A newly published analysis of cybercrime statistics across 2025 has revealed that the number of ransomware victims surged by 45% over the previous year. But that’s not the revelation that you need to pay the most attention to. Rather, the underlying reliance on stolen credentials as the primary access method takes center stage as far as I am concerned. No matter what platform you use, no matter what accounts you are protecting, the time to start taking password security seriously has long since passed.

The State of Cybercrime 2026 report from KELA identified no less than 2.86 billion compromised credentials, including passwords and session cookies that enable 2FA bypass. Shockingly, business cloud and authentication services accounted for more than 30% of this exposed data across 2025. What’s more, the analysis showed that infostealer malware responsible for compromising credentials doesn’t care about your operating system assumptions: “infections on macOS devices increased from fewer than 1,000 cases in 2024 to more than 70,000 in 2025, a 7,000% increase,” the report confirmed.

Password Security — From Clicks To Credentials

I have been warning readers of the danger posed by infostealer malware for a number of years now. From millions of Gmail passwords contained in leaked infostealer logs, to FBI operations aimed at taking down the cybercrime gangs behind the stolen password databases . Yet, as the KELA analysis has shown all too plainly, the threat continues. Not only does it continue, in fact, but it also surges year on year.

Infostealer malware, Kela explained, is “designed to exfiltrate sensitive data from compromised machines, including login credentials, authentication tokens, and other critical account information.” And with the now almost universal availability of malware-as-a-service operations to the infostealer criminal world, the barrier to entry has not only been lowered but kicked to the curb completely.

Between January 1 and December 31, 2025, KELA said, it “observed approximately 3.9 million unique machines infected with infostealer malware globally, which collectively yielded 347.5 million compromised credentials.” In total, however, KELA tracked a total of 2.86 billion compromised credentials across all sources, including databases of infostealer logs and the like that are available from criminal marketplaces.

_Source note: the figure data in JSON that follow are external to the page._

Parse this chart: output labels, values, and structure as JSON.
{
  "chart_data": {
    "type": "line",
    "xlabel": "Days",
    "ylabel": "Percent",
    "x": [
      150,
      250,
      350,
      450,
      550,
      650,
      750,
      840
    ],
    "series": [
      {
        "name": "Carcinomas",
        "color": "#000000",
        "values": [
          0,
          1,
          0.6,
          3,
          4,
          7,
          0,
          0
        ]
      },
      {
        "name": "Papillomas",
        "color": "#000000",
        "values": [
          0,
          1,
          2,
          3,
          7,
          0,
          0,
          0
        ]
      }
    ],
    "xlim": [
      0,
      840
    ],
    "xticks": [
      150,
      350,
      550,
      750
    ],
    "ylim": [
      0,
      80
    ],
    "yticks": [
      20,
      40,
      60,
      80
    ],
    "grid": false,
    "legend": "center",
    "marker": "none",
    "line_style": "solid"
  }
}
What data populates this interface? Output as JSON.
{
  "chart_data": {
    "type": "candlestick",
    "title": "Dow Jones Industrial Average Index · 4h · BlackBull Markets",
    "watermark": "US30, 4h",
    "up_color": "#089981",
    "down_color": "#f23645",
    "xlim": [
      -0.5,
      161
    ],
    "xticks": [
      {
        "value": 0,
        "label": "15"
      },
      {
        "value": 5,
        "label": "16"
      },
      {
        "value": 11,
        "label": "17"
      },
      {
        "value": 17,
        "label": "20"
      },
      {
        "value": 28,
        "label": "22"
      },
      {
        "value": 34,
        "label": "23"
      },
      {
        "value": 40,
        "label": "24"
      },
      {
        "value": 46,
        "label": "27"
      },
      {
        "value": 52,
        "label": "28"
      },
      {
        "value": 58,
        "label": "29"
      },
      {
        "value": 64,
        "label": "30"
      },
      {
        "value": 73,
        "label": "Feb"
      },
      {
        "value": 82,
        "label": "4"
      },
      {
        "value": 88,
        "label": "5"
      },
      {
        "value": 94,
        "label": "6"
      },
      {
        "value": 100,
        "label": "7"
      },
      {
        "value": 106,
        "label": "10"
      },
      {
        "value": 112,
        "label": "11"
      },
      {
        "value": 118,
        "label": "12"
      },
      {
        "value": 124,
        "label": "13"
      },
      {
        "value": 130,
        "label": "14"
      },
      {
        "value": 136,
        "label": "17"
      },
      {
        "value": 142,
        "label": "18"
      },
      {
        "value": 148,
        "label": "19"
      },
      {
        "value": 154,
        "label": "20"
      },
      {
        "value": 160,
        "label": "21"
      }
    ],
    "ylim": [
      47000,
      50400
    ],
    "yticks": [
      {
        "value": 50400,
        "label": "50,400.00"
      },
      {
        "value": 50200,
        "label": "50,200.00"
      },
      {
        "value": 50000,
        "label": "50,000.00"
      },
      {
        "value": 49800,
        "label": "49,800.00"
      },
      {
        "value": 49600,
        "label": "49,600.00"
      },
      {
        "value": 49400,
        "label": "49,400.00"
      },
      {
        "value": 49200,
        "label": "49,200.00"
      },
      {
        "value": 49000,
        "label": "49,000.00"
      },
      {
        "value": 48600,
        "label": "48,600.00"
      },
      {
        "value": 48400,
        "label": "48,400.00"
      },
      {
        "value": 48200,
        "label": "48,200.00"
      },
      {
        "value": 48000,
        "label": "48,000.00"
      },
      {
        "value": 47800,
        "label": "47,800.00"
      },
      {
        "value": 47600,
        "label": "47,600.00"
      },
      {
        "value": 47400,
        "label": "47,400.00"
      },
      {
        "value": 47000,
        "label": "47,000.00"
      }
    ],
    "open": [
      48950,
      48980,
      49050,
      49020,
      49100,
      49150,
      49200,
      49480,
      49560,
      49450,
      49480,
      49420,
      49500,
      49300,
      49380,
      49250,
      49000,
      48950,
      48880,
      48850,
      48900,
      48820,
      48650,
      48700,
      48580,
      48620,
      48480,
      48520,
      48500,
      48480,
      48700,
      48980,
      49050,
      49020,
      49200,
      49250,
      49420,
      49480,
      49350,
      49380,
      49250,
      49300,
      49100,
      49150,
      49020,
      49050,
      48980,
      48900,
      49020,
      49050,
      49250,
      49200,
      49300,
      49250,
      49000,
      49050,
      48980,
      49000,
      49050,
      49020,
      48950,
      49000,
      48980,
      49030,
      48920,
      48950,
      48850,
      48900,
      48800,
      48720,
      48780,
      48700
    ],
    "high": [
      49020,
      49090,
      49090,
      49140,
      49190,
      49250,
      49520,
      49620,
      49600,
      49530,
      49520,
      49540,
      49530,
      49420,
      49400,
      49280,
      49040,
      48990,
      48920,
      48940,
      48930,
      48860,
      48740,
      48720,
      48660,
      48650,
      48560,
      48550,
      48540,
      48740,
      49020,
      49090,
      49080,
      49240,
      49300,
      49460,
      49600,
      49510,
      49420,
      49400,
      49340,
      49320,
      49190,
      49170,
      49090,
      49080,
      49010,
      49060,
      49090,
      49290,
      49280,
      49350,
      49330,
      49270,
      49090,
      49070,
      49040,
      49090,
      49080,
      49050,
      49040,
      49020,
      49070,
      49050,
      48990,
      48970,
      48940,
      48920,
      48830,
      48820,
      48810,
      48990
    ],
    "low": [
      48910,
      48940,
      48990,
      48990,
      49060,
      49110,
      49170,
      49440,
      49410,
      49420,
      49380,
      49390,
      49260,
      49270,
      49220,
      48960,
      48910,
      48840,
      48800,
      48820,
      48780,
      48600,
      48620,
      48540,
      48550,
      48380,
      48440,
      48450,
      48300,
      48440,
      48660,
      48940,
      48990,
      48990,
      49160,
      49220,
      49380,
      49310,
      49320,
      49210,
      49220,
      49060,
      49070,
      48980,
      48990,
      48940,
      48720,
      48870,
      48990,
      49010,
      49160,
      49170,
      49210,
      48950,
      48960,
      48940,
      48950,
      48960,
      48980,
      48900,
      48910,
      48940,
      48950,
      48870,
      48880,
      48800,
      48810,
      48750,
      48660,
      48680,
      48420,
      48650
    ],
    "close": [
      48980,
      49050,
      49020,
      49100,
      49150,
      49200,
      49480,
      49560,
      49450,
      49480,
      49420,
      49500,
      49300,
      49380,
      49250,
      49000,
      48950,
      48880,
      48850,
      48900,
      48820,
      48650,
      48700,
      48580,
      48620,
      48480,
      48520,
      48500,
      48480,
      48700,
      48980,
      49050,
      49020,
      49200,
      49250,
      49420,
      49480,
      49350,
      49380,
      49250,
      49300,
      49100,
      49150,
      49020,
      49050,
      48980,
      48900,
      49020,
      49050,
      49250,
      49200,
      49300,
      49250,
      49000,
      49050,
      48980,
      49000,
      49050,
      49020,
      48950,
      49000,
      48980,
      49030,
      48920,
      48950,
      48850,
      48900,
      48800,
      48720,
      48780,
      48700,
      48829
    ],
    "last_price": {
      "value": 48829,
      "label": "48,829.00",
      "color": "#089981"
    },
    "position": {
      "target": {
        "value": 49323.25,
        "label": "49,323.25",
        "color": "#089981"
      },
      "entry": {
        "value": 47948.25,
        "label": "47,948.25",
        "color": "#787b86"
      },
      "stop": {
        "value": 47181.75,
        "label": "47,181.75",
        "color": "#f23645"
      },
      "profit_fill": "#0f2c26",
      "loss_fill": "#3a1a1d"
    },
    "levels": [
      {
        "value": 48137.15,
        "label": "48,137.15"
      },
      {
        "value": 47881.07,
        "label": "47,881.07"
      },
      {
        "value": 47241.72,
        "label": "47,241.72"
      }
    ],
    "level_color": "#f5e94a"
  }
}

The most common methods used by infostealers last year, according to the KELA report , were as follows:

  • Email, messaging apps, and AI-generated personalized scams, often bypassing MFA via Phishing-as-a-Service.
  • Users tricked into manually executing scripts, evading traditional security tools, in so-called hack your own password attacks.
  • Malicious ads and search results push trojanized software, boosting infection rates.
  • Poisoned packages and DevTools impersonation target high-privilege credentials in supply chain attacks.
  • Compromised browser extension updates enable form-grabbing and cookie theft.
  • Pirated apps and fake software updates also remained effective.

To mitigate against the risk of becoming just another statistic in next year’s cybercrime report, it is advised that you keep all software and operating systems updated, using official channels only, and never follow links in unsolicited emails or messages, no matter how genuine they may seem. Use a password manager to ensure there is no sharing of passwords across accounts, limiting the impact of any single compromise. Always ensure that you employ 2FA on all accounts where available, as this provides an additional layer of protection against password theft. That said, infostealers that compromise session cookies to bypass 2FA protections are now becoming commonplace. So, the final advice is to switch to using passkeys instead of a password wherever possible as these offer strength by default, phishing resistance and, importantly, because passkeys are randomly generated and never shared during the sign-in process, and your private keys never leave your device, they are all but impossible to compromise through interception or by the kind of infostealer malware covered by this article.